Wie verhalten wir uns zur EU? Die Co-Präsidentin der Operation Libero will mit der Europa-Initiative eine Grundsatzdebatte erzwingen – und sucht den Streit mit der SVP.
Frau Ameti, die Schweiz hat über Jahre hinweg mit der EU Vorgespräche geführt. Nun laufen intensive Verhandlungen. Am Schluss wird ein Vertragspaket vorliegen, welches das Verhältnis Schweiz - EU klären soll. Dieses Paket geht ans Parlament und am Ende vors Volk. Warum braucht es da noch eine Europa-Initiative?
Aus zwei Gründen: Es ist nicht garantiert, dass am Ende tatsächlich ein Verhandlungsergebnis vors Volk kommt. Beim letzten Mal brach der Bundesrat die Verhandlungen ab. Auch das Parlament könnte diese stoppen. Unsere Initiative ist eine Rückversicherung: Man kann einer Abstimmung nicht mehr ausweichen. Zweitens wollen wir endlich die Grundsatzfrage klären, wie die Schweiz zu Europa stehen soll. Diese Frage der Schweizer Identität wird seit 30 Jahren vermieden. Stattdessen unterwerfen wir uns dem Abwehrdiskurs der SVP, die zweimal pro Jahr eine Volksinitiative lanciert und damit die Debatte dominiert. Das wollen wir durchbrechen. Und das geht nur mit einer Initiative.

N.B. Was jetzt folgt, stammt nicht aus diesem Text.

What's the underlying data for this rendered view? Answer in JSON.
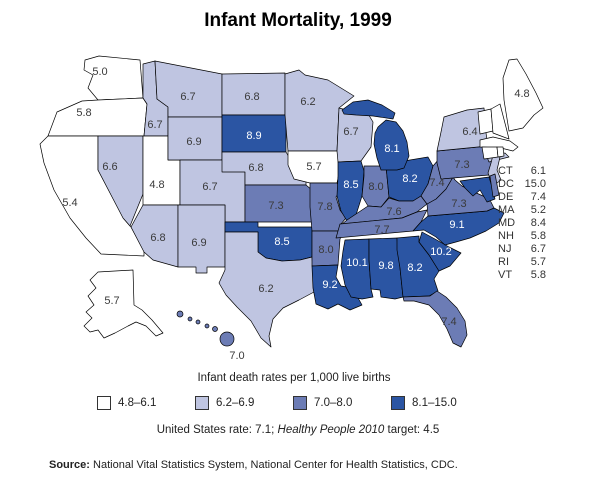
{
  "title": "Infant Mortality, 1999",
  "colors": {
    "classes": [
      "#FFFFFF",
      "#BFC5E1",
      "#6C7CB5",
      "#2B55A3"
    ],
    "border": "#000000",
    "label": "#3A3A3A",
    "label_on_dark": "#FFFFFF"
  },
  "legend": {
    "caption": "Infant death rates per 1,000 live births",
    "items": [
      {
        "label": "4.8–6.1",
        "cls": 1
      },
      {
        "label": "6.2–6.9",
        "cls": 2
      },
      {
        "label": "7.0–8.0",
        "cls": 3
      },
      {
        "label": "8.1–15.0",
        "cls": 4
      }
    ]
  },
  "footnote": {
    "prefix": "United States rate: 7.1; ",
    "italic": "Healthy People 2010",
    "suffix": " target: 4.5"
  },
  "source": {
    "label": "Source:",
    "text": " National Vital Statistics System, National Center for Health Statistics, CDC."
  },
  "side_list": {
    "items": [
      {
        "abbr": "CT",
        "value": "6.1"
      },
      {
        "abbr": "DC",
        "value": "15.0"
      },
      {
        "abbr": "DE",
        "value": "7.4"
      },
      {
        "abbr": "MA",
        "value": "5.2"
      },
      {
        "abbr": "MD",
        "value": "8.4"
      },
      {
        "abbr": "NH",
        "value": "5.8"
      },
      {
        "abbr": "NJ",
        "value": "6.7"
      },
      {
        "abbr": "RI",
        "value": "5.7"
      },
      {
        "abbr": "VT",
        "value": "5.8"
      }
    ]
  },
  "chart_data": {
    "type": "choropleth",
    "title": "Infant Mortality, 1999",
    "unit_caption": "Infant death rates per 1,000 live births",
    "us_rate": "7.1",
    "healthy_people_2010_target": "4.5",
    "classes": [
      {
        "range": "4.8–6.1",
        "color": "#FFFFFF"
      },
      {
        "range": "6.2–6.9",
        "color": "#BFC5E1"
      },
      {
        "range": "7.0–8.0",
        "color": "#6C7CB5"
      },
      {
        "range": "8.1–15.0",
        "color": "#2B55A3"
      }
    ],
    "states": [
      {
        "id": "WA",
        "value": "5.0",
        "cls": 1
      },
      {
        "id": "OR",
        "value": "5.8",
        "cls": 1
      },
      {
        "id": "CA",
        "value": "5.4",
        "cls": 1
      },
      {
        "id": "AK",
        "value": "5.7",
        "cls": 1
      },
      {
        "id": "NV",
        "value": "6.6",
        "cls": 2
      },
      {
        "id": "ID",
        "value": "6.7",
        "cls": 2
      },
      {
        "id": "UT",
        "value": "4.8",
        "cls": 1
      },
      {
        "id": "MT",
        "value": "6.7",
        "cls": 2
      },
      {
        "id": "WY",
        "value": "6.9",
        "cls": 2
      },
      {
        "id": "CO",
        "value": "6.7",
        "cls": 2
      },
      {
        "id": "AZ",
        "value": "6.8",
        "cls": 2
      },
      {
        "id": "NM",
        "value": "6.9",
        "cls": 2
      },
      {
        "id": "ND",
        "value": "6.8",
        "cls": 2
      },
      {
        "id": "SD",
        "value": "8.9",
        "cls": 4
      },
      {
        "id": "NE",
        "value": "6.8",
        "cls": 2
      },
      {
        "id": "KS",
        "value": "7.3",
        "cls": 3
      },
      {
        "id": "OK",
        "value": "8.5",
        "cls": 4
      },
      {
        "id": "TX",
        "value": "6.2",
        "cls": 2
      },
      {
        "id": "MN",
        "value": "6.2",
        "cls": 2
      },
      {
        "id": "IA",
        "value": "5.7",
        "cls": 1
      },
      {
        "id": "MO",
        "value": "7.8",
        "cls": 3
      },
      {
        "id": "AR",
        "value": "8.0",
        "cls": 3
      },
      {
        "id": "LA",
        "value": "9.2",
        "cls": 4
      },
      {
        "id": "WI",
        "value": "6.7",
        "cls": 2
      },
      {
        "id": "IL",
        "value": "8.5",
        "cls": 4
      },
      {
        "id": "IN",
        "value": "8.0",
        "cls": 3
      },
      {
        "id": "OH",
        "value": "8.2",
        "cls": 4
      },
      {
        "id": "MI",
        "value": "8.1",
        "cls": 4
      },
      {
        "id": "KY",
        "value": "7.6",
        "cls": 3
      },
      {
        "id": "TN",
        "value": "7.7",
        "cls": 3
      },
      {
        "id": "MS",
        "value": "10.1",
        "cls": 4
      },
      {
        "id": "AL",
        "value": "9.8",
        "cls": 4
      },
      {
        "id": "GA",
        "value": "8.2",
        "cls": 4
      },
      {
        "id": "FL",
        "value": "7.4",
        "cls": 3
      },
      {
        "id": "SC",
        "value": "10.2",
        "cls": 4
      },
      {
        "id": "NC",
        "value": "9.1",
        "cls": 4
      },
      {
        "id": "VA",
        "value": "7.3",
        "cls": 3
      },
      {
        "id": "WV",
        "value": "7.4",
        "cls": 3
      },
      {
        "id": "PA",
        "value": "7.3",
        "cls": 3
      },
      {
        "id": "NY",
        "value": "6.4",
        "cls": 2
      },
      {
        "id": "NJ",
        "value": "6.7",
        "cls": 2
      },
      {
        "id": "VT",
        "value": "5.8",
        "cls": 1
      },
      {
        "id": "NH",
        "value": "5.8",
        "cls": 1
      },
      {
        "id": "ME",
        "value": "4.8",
        "cls": 1
      },
      {
        "id": "MA",
        "value": "5.2",
        "cls": 1
      },
      {
        "id": "CT",
        "value": "6.1",
        "cls": 1
      },
      {
        "id": "RI",
        "value": "5.7",
        "cls": 1
      },
      {
        "id": "MD",
        "value": "8.4",
        "cls": 4
      },
      {
        "id": "DE",
        "value": "7.4",
        "cls": 3
      },
      {
        "id": "DC",
        "value": "15.0",
        "cls": 4
      },
      {
        "id": "HI",
        "value": "7.0",
        "cls": 3
      }
    ]
  }
}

Verstehe ich Sie richtig – Sie wollen den Streit auf das Spielfeld der SVP bringen?
Genau. Dieses Schweiz-Bild, Ballenberg und Bauern, das ist ja sehr romantisch. Aber das hat nichts mit der Zukunft dieses Landes zu tun, das so vernetzt und international aufgestellt ist. Deshalb wollen wir eine Diskussion über die Grundsatzfrage. So, wie die Europa-Debatte zurzeit läuft, redet man über Spesenregelungen. Ich sage nicht, dass dies nicht wichtig ist. Aber die Gefahr ist, dass wir uns in Details verlieren.
Was fordern Sie denn konkret mit der Initiative?
Wir wollen die Schweiz als aktiven Teil Europas positionieren. Als Land, das eng mit Europa zusammenarbeitet. Und mitredet. Das ist eine Identitätsfrage, und die gehört in die Verfassung.
Zentrales Argument der Gegner ist, dass die Schweiz durch die zunehmende Integration in die EU an Unabhängigkeit und Souveränität verliert.
Das Narrativ der Unabhängigkeit ist ein Mythos. Das ist die Lebenslüge der Schweiz. Seit den 60er-Jahren sind wir nicht mehr unabhängig. Wir übernehmen um die 50 Prozent an europäischem Recht, ohne mitbestimmen zu können. Den Mythos bewirtschaftet nur die SVP – und jetzt ist Schluss damit.
Sie haben die Europa-Initiative bereits 2022 einmal vorgestellt – und mussten sie nun umformulieren und neu lancieren. Das zeigt doch, dass sich die Welt zu schnell verändert, als dass man darauf mit einer Initiative reagieren könnte.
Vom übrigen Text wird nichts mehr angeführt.